What connections can be drawn between East Asia’s high economic growth rates and its Confucian heritage?
Confucian developed from the teachings of the Chinese philosopher Confucius, which is related to Chinese ethical, philosophical system and countries Chinese, Korea, Taiwan are strongly influenced by this Confucianism. The common cultural elements in Confucianism, which shared by all these countries includes, family, community-based solidarity, paternalism, entrepreneurship, state coordination and an emphasis on education. However, the performance of economic growth of that particular country depends on one of the above factors. For example, in South Korea, a new traditional economy in combination with traditional culture, like Confucianism, with a modern technology, enhanced its economy by drawing the elements of Confucian such as respect for education and the family-like harmony in Chaebol Corporation which has reduced the cost of transportation and also respect for hierarchy which all supported the economy growth.
Confucianism could be consistent with economic growth; particularly its emphasis on education was first argued by Kahn (1979). Confucianism, in general, stressed harmony and hierarchy, with supposedly mutual relations within the hierarchy were supported in general, for example, where those below should obey those above and those above have to work for the interest of others. In East Asian economy, where family firms are mostly dominated, the familistic groups such as a family with the husband and father in charge should be respected, could be observed consistently of the new traditional economy of the version of Confucianist. The role of Confucianism in shaping policies has been emphasized, where they played in the industrialization process by tailoring into local circumstances and political ideology through flexible manner. For example in countries like Japan and South Korea, it helped to introduce interventionist measures which helped for the economic growth and industrialization, without focusing much on social impact, which need to be family cushioned. The high levels of trust are conductive to economic growth has been highlighted in several kinds of literature (Fukuyama, 1995; Zak and Knack, 2001). This trust is more likely to be related to close relations has been a considerable evidence for the growth of many East Asian nations (Buchan and Croson, 2004; Carpenter, Daniere, and Takahashi, 2004) and this characteristic of economic growth could be viewed more broadly within the concept of civilization rather than religion or culture.
Kahn, Herman. 1979. World Development: 1979 and Beyond.
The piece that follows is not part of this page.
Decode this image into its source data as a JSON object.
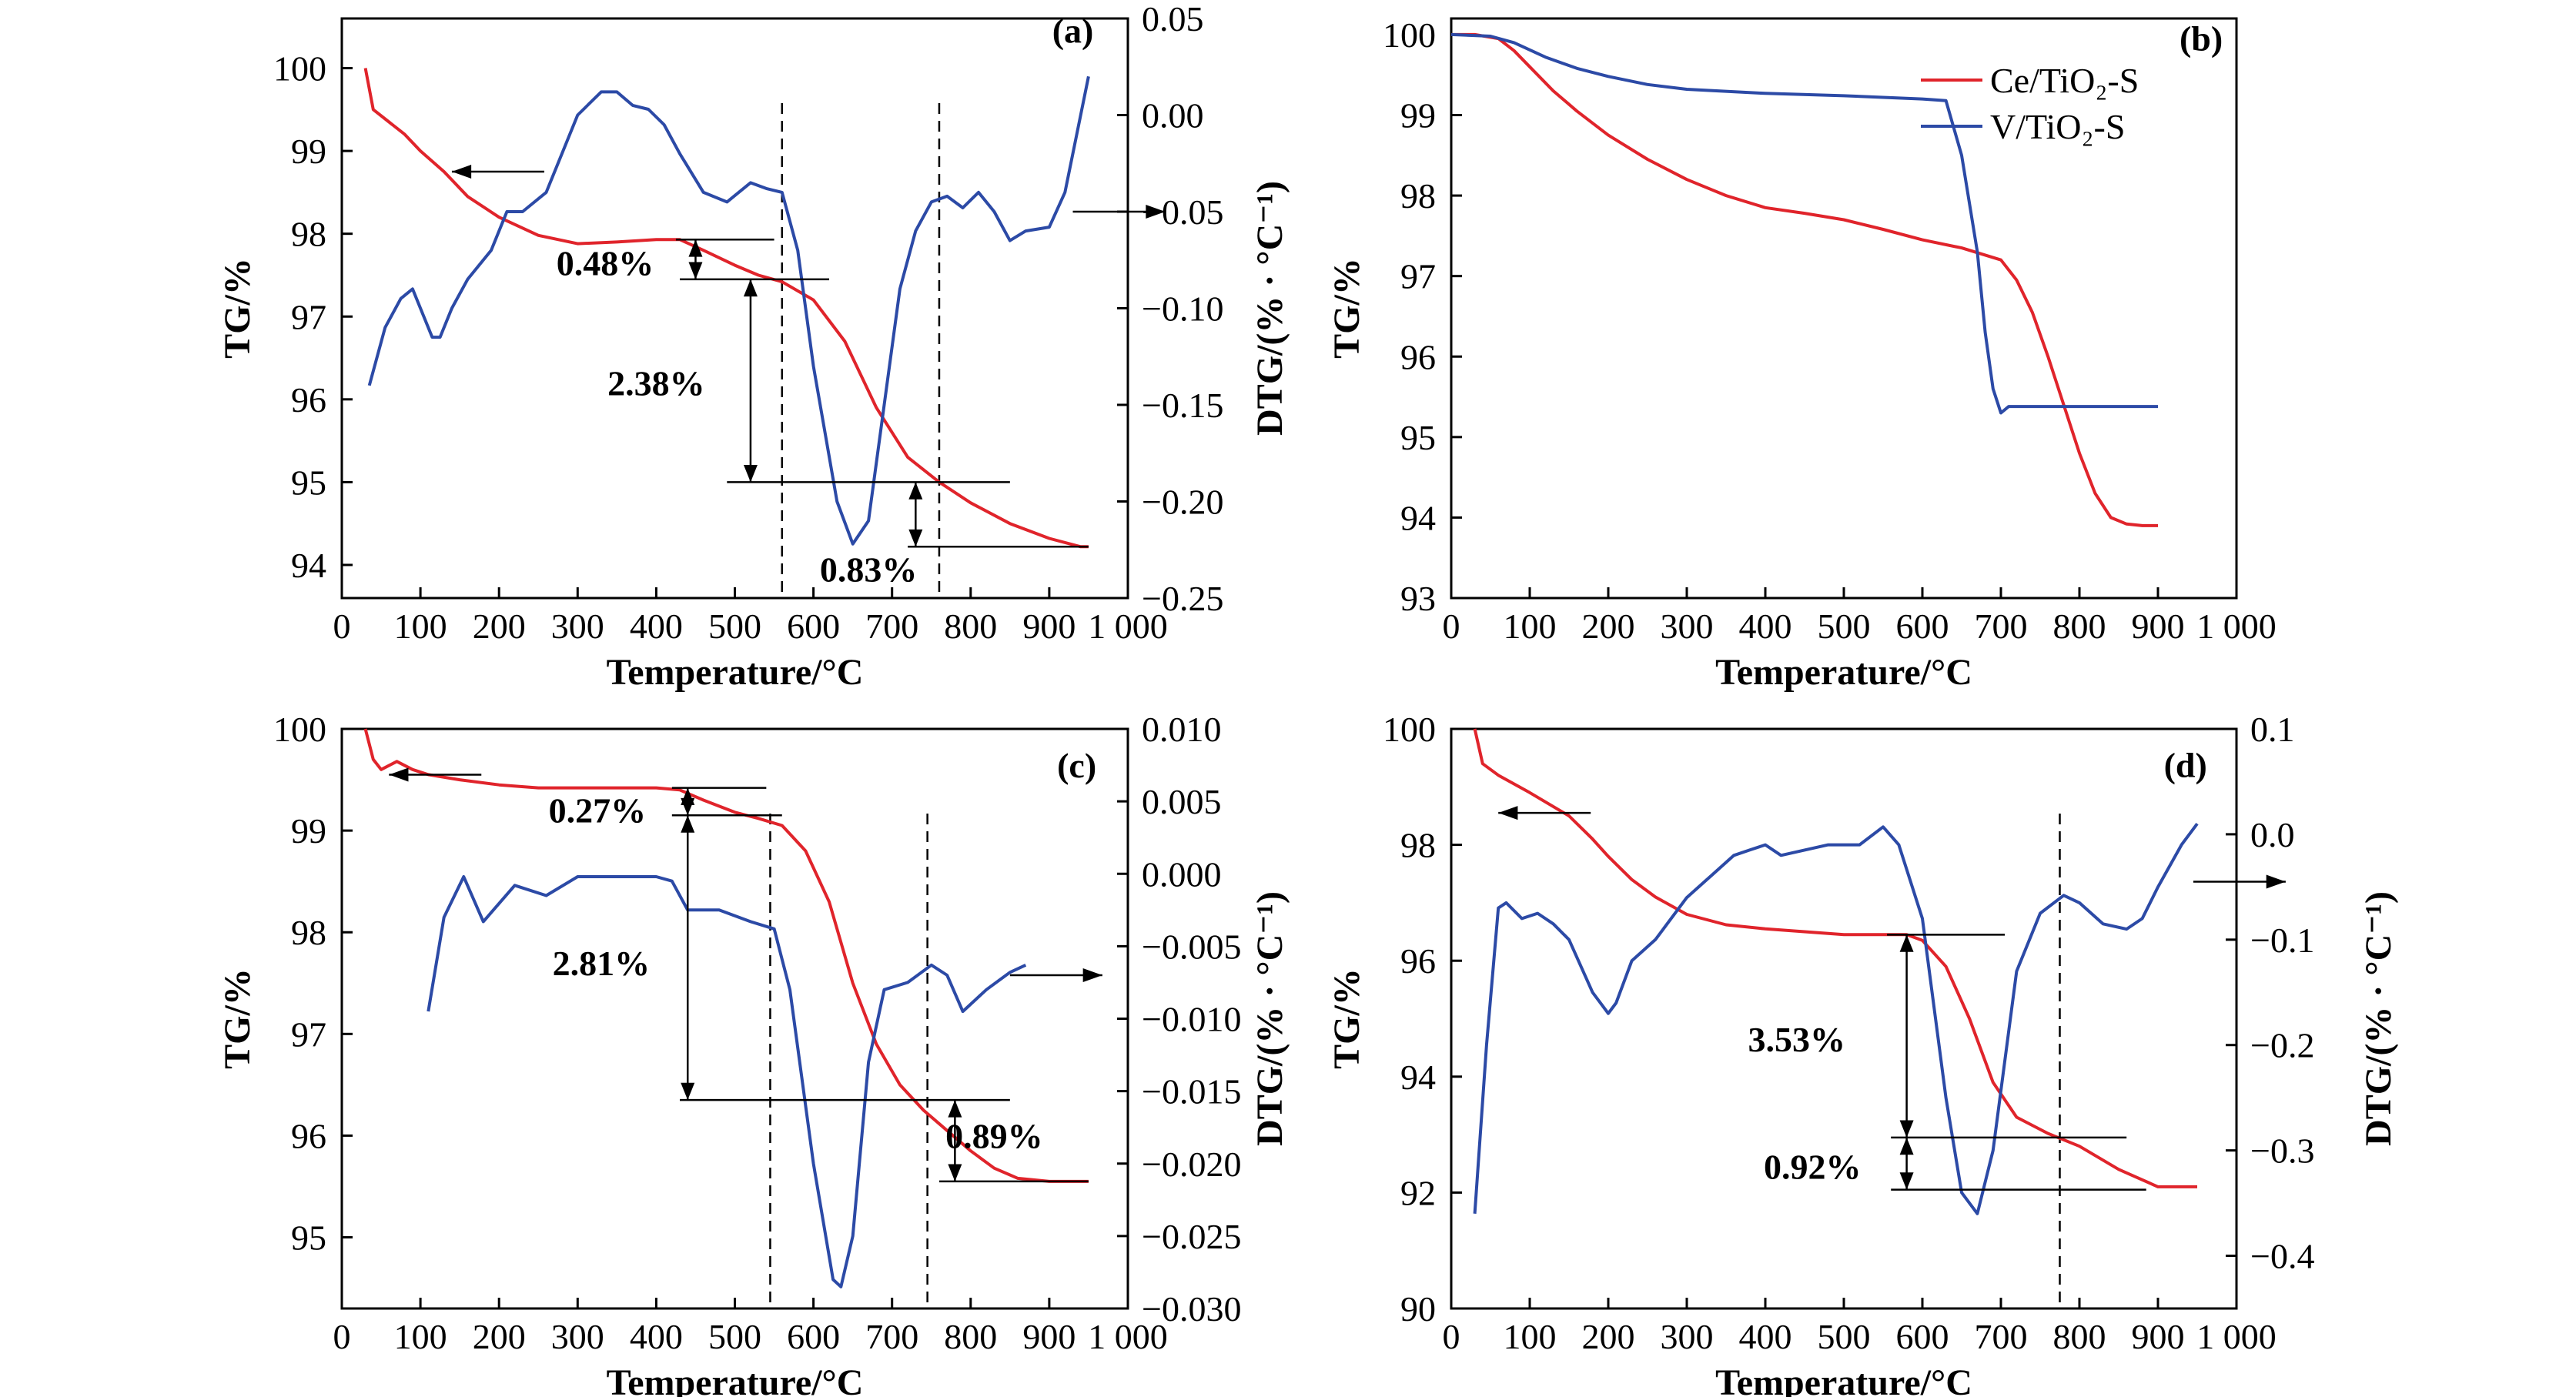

Boulder: Westview Press.
Fukuyama, Francis. 1995. Trust: The Social Virtues and the Creation of Prosperity. New York: Free Press. Zak, Paul and Stephen Knack. 2001. “Trust and growth.” Economic Journal 111, 295-321.
Buchan, Nancy and Rachel Croson. 2004. “The boundaries of trust: own and others’ actions in the US and China.” Journal of Economic Behavior and Organization 56, 467-484.
Carpenter, Jeffrey P., Amrita G. Daniere, and Lois M. Takahashi. 2004. “Cooperation, trust, and social capital in Southeast Asian urban slums.” Journal of Economic Behavior and Organization 56, 533-551.